Novel Studies that Promote Higher-Order Thinking
We all know how important novels are when helping students develop authentic literacy skills. However…we also know that traditional novel studies don’t allow students to implement all of the literacy skills necessary to become a well-rounded reader.
Traditional novel studies usually include a set of comprehension or discussion questions that correlate with each chapter. There also may be a vocabulary element included. These are important components of a novel study, but aren’t a holistic approach to reading.
Today, I am going to talk about a more hands-on approach to studying novels! Read on to find out how to use an interactive workbook to teach the novel, Wonder!
If you have read the novel, Wonder, by RJ Palacio…
Then, I can only assume that you fell in love with it like I did.
Wonder is the perfect novel to study in your intermediate classroom! This book covers themes of kindness, courage, family, identity and so much more. These thought-provoking ideas are present throughout this entire novel study.
As you read the novel, students will meet a young boy name August (Auggie) Pullman. Auggie just wants to be “normal,” but Auggie isn’t normal. He is extraordinary. Although, not everyone sees it this way.
From the very first page of Wonder, you and your students will be facing topics that are incredibly important to discuss. The Wonder Workbook is the perfect match for this.

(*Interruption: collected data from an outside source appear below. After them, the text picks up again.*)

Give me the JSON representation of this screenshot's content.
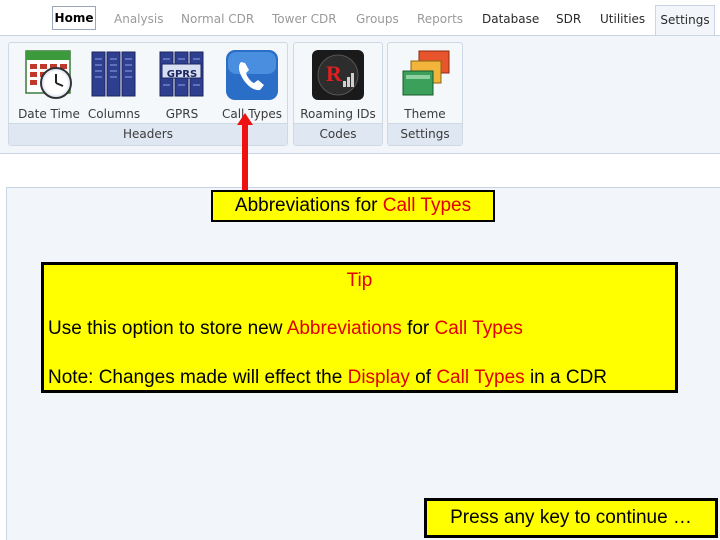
{
  "tabs": {
    "home": "Home",
    "items": [
      "Analysis",
      "Normal CDR",
      "Tower CDR",
      "Groups",
      "Reports",
      "Database",
      "SDR",
      "Utilities"
    ],
    "active": "Settings"
  },
  "ribbon": {
    "groups": {
      "headers": {
        "label": "Headers",
        "buttons": [
          "Date Time",
          "Columns",
          "GPRS",
          "Call Types"
        ],
        "gprs_badge": "GPRS"
      },
      "codes": {
        "label": "Codes",
        "buttons": [
          "Roaming IDs"
        ],
        "roaming_badge": "R"
      },
      "settings": {
        "label": "Settings",
        "buttons": [
          "Theme"
        ]
      }
    }
  },
  "callout": {
    "prefix": "Abbreviations for ",
    "highlight": "Call Types"
  },
  "tip": {
    "title": "Tip",
    "line1_a": "Use this option to store new ",
    "line1_b": "Abbreviations",
    "line1_c": " for ",
    "line1_d": "Call Types",
    "line2_a": "Note: Changes made will effect the ",
    "line2_b": "Display",
    "line2_c": " of ",
    "line2_d": "Call Types",
    "line2_e": " in a CDR"
  },
  "continue_text": "Press any key to continue …",
  "colors": {
    "highlight_bg": "#ffff00",
    "emphasis_red": "#e00000",
    "ribbon_bg": "#f2f5f9",
    "dark_tab_text": "#2a2a2a"
  }
}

A simple way to incorporate these topics is with a daily bell ringer. Each daily prompt has students think and respond about ideals that are woven through the text. This section of the workbook is one of my favorites to use as a class discussion guide, as it will encourage students to look at their stance or position on certain topics.
Digging Deep with the Wonder Workbook
As I previously mentioned, this workbook includes SO MUCH MORE than comprehension questions and vocabulary. But, it does include that, too! The workbook has been designed to meet each level of Bloom’s Taxonomy. Students will be able to really dig deep into understanding the novel with activities under each of the following sections: Remember, Understand, Apply, Analyze, Evaluate and Create. Below are *some* of the ideas to incorporate from each section of the Wonder Workbook!
Remember: This is where you will find comprehension questions for each chapter! Students can work through these independently, as partners or groups, or they can be used as a guide for discussion.
Understand: Have students dive into the plot! Use the Extended Plot Structure activity to activate students’ literacy skills!
Apply: Study the characters’ physical, mental and emotional characteristics. Break down Auggie, Via, Jack Will, Summer, Miranda and Julian with the Characterization Flipbook!
Analyze: Use the complexity wheel to drive discussion of the novel. Or have students use their own creativity to complete task cards tied to the story! They could create illustrations, music, comics, poetry, tweets, etc!
Evaluate: Think like a novelist! Pull back the layers of the story with the literary elements focus lesson or the identifying themes activity.
Create: Start a Kindness Campaign with the extension activity! Or one of my personal favorites: have students create their own Wonder Self-Portraits so that they can practice self-love and reflection!
The activities and lessons that come with this novel study will provide students with an interactive, hands-on approach to reading. They will be reading, writing, illustrating, creating, speaking, researching, discussing and so, so much more!